Armand Silvestre

Le Pays des Roses, 1882


Sur un album


 
Le temps emporte d’un coup d’aile
Et, sans les compter, nos instants ;
Seuls, une heure, de temps en temps,
Nous laisse un doux souvenir d’elle.
 
Chaque jour, dans le cœur fidèle,
Fait revivre ses traits flottants,
Comme on revoit chaque printemps
Fleurir les tombes d’asphodèle.
 
Il suffit souvent d’une main
Qui se tend sur votre chemin
Et vous quitte à peine pressée ;
 
Il suffit de moins quelquefois,
D’un regard ou d’un son de voix,
Pour charmer longtemps la pensée.
 

Lille, 27 novembre 1881.

Commentaire (s)
Déposé par Christian le 28 novembre 2012 à 22h16

       (Lu sur l’album d’un amant sylvestre)

Cet ange avait le sûr coup d’aile
et le coup d’oeil en ces instants.
Un ange c’était du vieux temps
dans un boudoir seul connu d’elle.

Je ne lui fus guère fidèle
mais si à ses cheveux flottants
qui auraient cueilli d’un printemps
leurs odeurs d’ouce et d’asphodèle.

Elle suggéra d’une main
mes futurs pas sur le chemin
mais sans se montrer si pressée.

Je repense à nous deux parfois
quand revoit mon songe sa voix,
voie heureuse de la pensée.

[Lien vers ce commentaire]

Déposé par Cochonfucius le 14 mars 2015 à 17h00

Coq de parade
------------------

Je suis le grand coq d’or, aux fiers battements d’aile.
Je parcours mes États sur un boeuf bien portant,
Aimé des animaux dont je suis le sultan,
Le maître, l’empereur et le soldat fidèle.

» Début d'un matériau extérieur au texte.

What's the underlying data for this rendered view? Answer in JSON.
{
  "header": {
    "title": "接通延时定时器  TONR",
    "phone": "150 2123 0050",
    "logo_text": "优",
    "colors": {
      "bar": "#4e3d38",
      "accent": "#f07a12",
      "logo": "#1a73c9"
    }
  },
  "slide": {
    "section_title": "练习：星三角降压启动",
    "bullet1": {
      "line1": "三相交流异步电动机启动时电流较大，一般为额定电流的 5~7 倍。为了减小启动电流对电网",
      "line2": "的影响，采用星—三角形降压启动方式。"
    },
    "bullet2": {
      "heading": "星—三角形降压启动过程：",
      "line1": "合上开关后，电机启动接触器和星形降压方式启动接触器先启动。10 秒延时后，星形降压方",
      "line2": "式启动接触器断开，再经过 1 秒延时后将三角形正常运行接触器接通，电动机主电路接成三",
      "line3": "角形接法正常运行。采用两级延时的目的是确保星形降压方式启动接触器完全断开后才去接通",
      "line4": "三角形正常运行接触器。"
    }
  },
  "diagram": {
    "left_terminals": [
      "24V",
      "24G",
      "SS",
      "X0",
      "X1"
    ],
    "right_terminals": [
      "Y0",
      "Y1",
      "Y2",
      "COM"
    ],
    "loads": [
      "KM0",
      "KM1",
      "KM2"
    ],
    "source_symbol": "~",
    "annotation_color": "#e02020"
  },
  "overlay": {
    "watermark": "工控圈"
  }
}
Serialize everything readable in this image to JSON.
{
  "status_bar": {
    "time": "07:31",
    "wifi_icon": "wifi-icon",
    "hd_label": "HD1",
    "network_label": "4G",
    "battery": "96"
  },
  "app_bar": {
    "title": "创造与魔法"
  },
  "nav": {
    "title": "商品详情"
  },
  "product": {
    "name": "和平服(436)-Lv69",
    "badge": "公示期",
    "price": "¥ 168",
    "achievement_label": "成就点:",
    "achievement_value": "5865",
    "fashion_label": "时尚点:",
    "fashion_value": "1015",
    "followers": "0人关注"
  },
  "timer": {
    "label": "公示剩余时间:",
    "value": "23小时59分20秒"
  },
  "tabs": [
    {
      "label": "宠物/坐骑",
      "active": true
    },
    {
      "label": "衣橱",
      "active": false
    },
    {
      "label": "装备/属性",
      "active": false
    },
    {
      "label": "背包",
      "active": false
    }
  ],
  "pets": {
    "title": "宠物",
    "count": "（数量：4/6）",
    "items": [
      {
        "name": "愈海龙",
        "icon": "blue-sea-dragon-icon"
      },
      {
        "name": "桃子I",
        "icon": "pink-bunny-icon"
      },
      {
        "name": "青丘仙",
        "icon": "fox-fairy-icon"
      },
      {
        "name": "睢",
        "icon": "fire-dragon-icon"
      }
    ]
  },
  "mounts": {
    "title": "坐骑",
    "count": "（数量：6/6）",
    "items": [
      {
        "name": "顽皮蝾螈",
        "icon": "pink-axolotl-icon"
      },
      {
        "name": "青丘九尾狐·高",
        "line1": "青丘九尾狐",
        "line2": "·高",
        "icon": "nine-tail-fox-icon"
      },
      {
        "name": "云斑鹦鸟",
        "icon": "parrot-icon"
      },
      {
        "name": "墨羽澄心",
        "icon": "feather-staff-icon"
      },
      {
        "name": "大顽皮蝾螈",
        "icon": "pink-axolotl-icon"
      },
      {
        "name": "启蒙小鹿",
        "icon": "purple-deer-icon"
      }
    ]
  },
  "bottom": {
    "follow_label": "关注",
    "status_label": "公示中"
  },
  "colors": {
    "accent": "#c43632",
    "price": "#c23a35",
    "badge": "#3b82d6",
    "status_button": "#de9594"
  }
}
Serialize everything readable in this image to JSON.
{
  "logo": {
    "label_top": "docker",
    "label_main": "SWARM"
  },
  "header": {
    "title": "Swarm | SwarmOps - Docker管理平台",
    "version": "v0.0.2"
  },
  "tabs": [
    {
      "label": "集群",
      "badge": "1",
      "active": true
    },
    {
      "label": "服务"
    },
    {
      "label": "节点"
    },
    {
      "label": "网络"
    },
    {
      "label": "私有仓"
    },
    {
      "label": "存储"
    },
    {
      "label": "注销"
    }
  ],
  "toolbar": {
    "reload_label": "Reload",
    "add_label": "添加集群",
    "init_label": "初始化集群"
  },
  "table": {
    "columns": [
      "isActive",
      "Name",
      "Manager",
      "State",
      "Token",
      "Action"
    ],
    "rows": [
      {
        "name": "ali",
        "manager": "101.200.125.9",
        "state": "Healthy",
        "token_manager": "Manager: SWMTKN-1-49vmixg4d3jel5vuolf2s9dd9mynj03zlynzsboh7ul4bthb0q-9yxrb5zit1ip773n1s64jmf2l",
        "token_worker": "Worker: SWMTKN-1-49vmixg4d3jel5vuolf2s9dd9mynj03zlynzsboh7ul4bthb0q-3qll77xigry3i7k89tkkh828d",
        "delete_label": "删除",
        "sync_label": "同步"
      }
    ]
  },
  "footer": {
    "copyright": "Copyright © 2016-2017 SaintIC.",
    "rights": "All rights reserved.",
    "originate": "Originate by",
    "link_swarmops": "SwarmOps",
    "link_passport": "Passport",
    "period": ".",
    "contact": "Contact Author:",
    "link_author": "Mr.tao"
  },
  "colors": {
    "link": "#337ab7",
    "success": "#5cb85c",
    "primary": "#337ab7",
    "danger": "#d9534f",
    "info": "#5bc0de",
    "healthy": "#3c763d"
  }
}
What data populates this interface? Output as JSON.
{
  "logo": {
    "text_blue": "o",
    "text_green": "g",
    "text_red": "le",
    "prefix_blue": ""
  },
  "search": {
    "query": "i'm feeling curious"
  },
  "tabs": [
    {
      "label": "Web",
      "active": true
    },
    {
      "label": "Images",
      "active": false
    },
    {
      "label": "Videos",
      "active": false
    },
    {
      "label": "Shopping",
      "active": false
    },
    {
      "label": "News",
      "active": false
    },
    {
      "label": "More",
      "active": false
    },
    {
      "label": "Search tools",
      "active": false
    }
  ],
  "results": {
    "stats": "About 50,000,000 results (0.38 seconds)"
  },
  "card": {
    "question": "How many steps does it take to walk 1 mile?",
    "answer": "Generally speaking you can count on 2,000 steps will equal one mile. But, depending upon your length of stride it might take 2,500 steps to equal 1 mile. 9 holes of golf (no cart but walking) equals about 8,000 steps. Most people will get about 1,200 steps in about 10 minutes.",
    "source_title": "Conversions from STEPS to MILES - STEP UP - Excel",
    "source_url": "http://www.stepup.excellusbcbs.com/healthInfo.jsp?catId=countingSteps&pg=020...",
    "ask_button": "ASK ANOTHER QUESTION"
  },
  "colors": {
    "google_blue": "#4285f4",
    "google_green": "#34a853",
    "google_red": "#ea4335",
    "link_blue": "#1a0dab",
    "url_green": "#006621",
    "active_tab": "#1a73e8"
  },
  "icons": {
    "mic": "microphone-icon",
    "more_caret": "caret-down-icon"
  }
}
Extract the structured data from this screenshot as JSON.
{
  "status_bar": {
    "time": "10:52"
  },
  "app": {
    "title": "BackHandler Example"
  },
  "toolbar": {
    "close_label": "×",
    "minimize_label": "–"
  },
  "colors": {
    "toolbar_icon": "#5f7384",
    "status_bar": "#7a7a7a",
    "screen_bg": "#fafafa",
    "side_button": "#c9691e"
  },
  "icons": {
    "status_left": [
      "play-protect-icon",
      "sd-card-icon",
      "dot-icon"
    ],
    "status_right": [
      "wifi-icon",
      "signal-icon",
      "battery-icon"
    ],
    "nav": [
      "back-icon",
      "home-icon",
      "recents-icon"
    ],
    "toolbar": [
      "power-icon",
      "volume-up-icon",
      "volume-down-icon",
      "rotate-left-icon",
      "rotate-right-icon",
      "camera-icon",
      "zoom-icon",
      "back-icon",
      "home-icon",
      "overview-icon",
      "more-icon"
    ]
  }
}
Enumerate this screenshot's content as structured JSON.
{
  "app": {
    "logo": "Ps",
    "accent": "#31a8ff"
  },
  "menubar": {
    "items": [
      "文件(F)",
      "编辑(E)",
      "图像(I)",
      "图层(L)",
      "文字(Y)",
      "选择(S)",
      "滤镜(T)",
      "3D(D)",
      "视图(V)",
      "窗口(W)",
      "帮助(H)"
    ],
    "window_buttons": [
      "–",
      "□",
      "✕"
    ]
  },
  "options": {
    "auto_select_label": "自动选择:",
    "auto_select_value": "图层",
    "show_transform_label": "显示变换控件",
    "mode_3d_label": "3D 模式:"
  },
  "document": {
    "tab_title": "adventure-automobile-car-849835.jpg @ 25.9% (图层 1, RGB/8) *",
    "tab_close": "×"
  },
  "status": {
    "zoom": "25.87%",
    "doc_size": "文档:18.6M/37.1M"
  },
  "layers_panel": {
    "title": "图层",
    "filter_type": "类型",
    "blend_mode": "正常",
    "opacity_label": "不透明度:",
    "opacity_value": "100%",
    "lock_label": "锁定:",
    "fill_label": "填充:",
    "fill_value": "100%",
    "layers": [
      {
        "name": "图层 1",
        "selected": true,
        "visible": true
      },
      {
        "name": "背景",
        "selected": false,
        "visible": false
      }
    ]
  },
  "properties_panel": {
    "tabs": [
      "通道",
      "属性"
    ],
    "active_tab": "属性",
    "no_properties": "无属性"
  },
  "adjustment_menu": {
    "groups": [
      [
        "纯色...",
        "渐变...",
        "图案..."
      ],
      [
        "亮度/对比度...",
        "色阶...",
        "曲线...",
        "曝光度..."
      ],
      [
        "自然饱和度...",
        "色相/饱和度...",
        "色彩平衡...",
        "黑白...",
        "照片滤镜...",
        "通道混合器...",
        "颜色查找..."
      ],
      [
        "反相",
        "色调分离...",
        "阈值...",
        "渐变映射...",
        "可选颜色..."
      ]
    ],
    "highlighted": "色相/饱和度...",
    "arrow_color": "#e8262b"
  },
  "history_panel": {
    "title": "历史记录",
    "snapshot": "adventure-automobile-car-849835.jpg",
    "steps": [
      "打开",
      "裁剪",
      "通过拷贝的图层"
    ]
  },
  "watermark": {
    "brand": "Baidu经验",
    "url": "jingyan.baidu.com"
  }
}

Chaque poule, au printemps, me veut bien proche d’elle ;
Je ne refuse pas ce service important.
Mon oeil voit la suivante, au lointain, qui attend ;
Au-dessus de la cour dansent les hirondelles.

Tel un triomphateur du peuple des Romains,
Sur mon boeuf engraissé je suis le grand chemin
Au rythme de sa marche, il est vrai, peu pressée.

Au hasard du trajet, j’annonce à pleine voix
Que le printemps viendra sur la plaine et les bois ;
Et les astres du ciel saluent cette pensée.

[Lien vers ce commentaire]

Déposé par Cochonfucius le 12 février 2021 à 13h36

Saint Polygraphe
----------

Je suis un plumitif, ma muse est pourvue d’ailes,
Je travaille beaucoup, car je suis bien portant ;
Mon âme est enthousiaste, et modeste pourtant,
À mes instituteurs je suis resté fidèle.

Aphrodite, jadis, me tenait proche d’elle,
Moi qui pour la servir étais toujours partant ;
Déesse à qui je dois ces plaisirs exaltants,
Tu m’offres le printemps, comme fait l’hirondelle.

J’écoute aussi la voix de l’évêque romain
Qui de la droite vie nous montre le chemin ;
J’aime bien ce qu’il dit, sa parole est sensée.

Mais pour mieux m’inspirer j’écoute d’autres voix,
Celles de la dryade et du faune des bois
Dont les chants immortels nourrissent ma pensée.